Fine-tuning with LoRA trains this low-rank matrix instead of updating the parameters of the main LLM. The parameter weights of the LoRA model are then integrated into the main LLM or added to it during inference. LoRA can cut the costs of fine-tuning by up to 98 percent.
Precision in the context of LLMs and neural networks refers to the format and size of the numbers used to represent the weights in the networks.
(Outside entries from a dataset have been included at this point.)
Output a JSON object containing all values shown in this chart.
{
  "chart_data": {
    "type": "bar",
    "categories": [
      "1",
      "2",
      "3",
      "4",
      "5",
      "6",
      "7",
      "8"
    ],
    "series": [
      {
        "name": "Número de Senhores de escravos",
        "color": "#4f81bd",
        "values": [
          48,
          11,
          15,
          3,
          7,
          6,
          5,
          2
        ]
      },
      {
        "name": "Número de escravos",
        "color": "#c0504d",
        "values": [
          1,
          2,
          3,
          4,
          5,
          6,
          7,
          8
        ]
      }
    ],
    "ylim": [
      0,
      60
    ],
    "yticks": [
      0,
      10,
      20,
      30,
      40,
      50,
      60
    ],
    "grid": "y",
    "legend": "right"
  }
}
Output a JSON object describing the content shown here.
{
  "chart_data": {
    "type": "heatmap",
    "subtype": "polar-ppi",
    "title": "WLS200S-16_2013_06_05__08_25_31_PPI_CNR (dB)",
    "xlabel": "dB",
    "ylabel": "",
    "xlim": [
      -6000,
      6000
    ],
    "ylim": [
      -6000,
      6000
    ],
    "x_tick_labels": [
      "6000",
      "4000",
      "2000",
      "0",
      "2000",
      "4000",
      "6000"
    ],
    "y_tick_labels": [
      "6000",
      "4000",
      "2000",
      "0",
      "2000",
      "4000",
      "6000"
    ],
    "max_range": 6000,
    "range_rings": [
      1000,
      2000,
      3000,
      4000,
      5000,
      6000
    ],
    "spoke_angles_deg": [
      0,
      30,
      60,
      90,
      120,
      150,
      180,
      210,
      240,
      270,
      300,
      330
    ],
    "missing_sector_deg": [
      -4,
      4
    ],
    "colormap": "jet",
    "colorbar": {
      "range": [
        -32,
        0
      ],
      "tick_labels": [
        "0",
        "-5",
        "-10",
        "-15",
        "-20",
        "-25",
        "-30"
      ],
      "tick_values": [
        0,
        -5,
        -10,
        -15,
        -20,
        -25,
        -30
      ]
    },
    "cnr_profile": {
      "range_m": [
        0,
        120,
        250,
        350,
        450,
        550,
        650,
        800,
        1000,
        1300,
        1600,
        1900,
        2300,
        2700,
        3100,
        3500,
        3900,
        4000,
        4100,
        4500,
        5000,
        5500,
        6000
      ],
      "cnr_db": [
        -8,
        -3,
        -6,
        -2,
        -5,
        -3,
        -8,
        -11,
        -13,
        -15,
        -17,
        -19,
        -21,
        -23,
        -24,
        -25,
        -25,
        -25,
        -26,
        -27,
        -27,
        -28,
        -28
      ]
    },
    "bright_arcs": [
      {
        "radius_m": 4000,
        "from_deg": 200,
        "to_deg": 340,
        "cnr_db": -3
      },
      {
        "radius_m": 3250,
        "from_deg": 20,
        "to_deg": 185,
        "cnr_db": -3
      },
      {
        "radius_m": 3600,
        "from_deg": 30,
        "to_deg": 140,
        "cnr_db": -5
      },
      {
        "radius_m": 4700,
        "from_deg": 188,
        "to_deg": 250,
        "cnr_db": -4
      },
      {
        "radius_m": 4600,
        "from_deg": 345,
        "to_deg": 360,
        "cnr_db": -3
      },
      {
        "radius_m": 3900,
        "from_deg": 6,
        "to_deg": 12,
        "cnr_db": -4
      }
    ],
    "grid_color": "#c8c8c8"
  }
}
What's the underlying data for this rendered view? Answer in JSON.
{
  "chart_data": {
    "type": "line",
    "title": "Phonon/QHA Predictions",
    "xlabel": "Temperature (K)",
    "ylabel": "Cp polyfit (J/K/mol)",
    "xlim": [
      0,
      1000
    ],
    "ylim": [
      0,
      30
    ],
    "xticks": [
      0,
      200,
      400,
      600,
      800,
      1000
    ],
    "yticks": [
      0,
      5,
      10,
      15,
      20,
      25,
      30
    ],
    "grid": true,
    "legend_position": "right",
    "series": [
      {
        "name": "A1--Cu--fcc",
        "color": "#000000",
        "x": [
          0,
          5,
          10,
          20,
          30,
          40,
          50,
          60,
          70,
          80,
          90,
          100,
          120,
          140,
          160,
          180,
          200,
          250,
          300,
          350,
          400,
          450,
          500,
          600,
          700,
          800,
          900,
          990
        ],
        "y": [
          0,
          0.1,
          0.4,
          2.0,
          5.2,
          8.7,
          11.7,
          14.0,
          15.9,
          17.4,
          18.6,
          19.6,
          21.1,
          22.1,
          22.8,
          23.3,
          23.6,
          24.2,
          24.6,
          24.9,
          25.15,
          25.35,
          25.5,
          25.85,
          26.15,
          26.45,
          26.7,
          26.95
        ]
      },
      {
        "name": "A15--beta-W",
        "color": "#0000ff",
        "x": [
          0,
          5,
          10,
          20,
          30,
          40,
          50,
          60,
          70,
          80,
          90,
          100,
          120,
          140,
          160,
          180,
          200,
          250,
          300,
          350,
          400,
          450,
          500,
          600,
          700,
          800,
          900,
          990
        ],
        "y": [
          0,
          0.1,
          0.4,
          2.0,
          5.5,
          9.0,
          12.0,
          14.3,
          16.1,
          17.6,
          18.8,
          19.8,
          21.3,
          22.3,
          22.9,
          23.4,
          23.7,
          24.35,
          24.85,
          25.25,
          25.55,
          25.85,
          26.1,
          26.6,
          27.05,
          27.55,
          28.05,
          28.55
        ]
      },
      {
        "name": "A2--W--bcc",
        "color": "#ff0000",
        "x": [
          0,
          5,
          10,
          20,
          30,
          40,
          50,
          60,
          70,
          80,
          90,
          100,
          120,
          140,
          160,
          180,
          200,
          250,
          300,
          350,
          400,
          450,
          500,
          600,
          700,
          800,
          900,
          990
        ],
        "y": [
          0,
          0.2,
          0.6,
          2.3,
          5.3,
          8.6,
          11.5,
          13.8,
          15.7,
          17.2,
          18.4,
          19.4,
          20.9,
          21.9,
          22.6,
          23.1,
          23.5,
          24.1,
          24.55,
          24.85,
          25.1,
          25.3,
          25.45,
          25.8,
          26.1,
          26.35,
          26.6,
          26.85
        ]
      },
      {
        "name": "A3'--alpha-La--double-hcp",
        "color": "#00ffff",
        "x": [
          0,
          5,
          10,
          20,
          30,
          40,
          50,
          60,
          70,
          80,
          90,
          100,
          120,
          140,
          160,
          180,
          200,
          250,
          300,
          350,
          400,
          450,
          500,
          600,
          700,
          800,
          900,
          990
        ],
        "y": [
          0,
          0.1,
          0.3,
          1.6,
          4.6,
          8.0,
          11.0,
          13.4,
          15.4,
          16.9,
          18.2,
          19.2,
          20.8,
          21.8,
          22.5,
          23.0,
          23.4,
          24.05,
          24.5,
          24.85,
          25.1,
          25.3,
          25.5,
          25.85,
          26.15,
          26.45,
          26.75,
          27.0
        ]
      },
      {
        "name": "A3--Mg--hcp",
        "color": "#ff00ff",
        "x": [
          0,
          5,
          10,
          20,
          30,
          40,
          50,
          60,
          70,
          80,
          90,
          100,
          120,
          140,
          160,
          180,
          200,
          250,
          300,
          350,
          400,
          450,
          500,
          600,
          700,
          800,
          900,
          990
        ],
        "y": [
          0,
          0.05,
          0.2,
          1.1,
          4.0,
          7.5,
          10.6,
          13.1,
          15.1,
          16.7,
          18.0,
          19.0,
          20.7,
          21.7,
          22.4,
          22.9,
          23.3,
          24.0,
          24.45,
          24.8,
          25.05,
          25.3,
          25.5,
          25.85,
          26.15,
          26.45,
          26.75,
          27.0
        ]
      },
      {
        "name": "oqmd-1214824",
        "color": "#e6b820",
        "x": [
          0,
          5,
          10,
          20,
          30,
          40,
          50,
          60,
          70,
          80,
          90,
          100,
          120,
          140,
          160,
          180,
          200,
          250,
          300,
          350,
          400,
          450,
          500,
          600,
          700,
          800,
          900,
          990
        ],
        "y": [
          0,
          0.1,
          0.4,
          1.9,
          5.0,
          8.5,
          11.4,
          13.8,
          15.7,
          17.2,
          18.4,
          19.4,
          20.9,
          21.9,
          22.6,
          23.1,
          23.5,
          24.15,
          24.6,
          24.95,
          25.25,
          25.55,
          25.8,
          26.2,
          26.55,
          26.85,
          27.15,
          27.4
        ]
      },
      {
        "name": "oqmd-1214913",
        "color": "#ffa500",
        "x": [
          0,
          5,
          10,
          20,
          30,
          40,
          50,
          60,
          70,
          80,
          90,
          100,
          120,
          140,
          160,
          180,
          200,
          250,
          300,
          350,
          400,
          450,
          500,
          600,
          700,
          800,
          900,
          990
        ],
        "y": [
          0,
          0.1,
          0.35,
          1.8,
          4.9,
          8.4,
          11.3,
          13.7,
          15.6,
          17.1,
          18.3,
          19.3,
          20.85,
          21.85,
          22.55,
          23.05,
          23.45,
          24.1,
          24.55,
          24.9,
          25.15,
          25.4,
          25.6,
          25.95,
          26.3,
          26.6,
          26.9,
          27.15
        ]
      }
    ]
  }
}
By default, these weights are stored in a 32-bit floating-point format (float32). Lowering precision, for example to a 16-bit floating point format (float16), reduces the memory required to store these weights, which can be beneficial in scenarios with memory constraints. However, this comes at the cost of accuracy due to the accumulation of rounding errors. The trade-off between precision and memory management can be navigated by using mixed precision, which employs different data types in different parts of the network to balance the needs of precision and memory efficiency.
Knowledge encoded in the weights of a language model derived from its training data.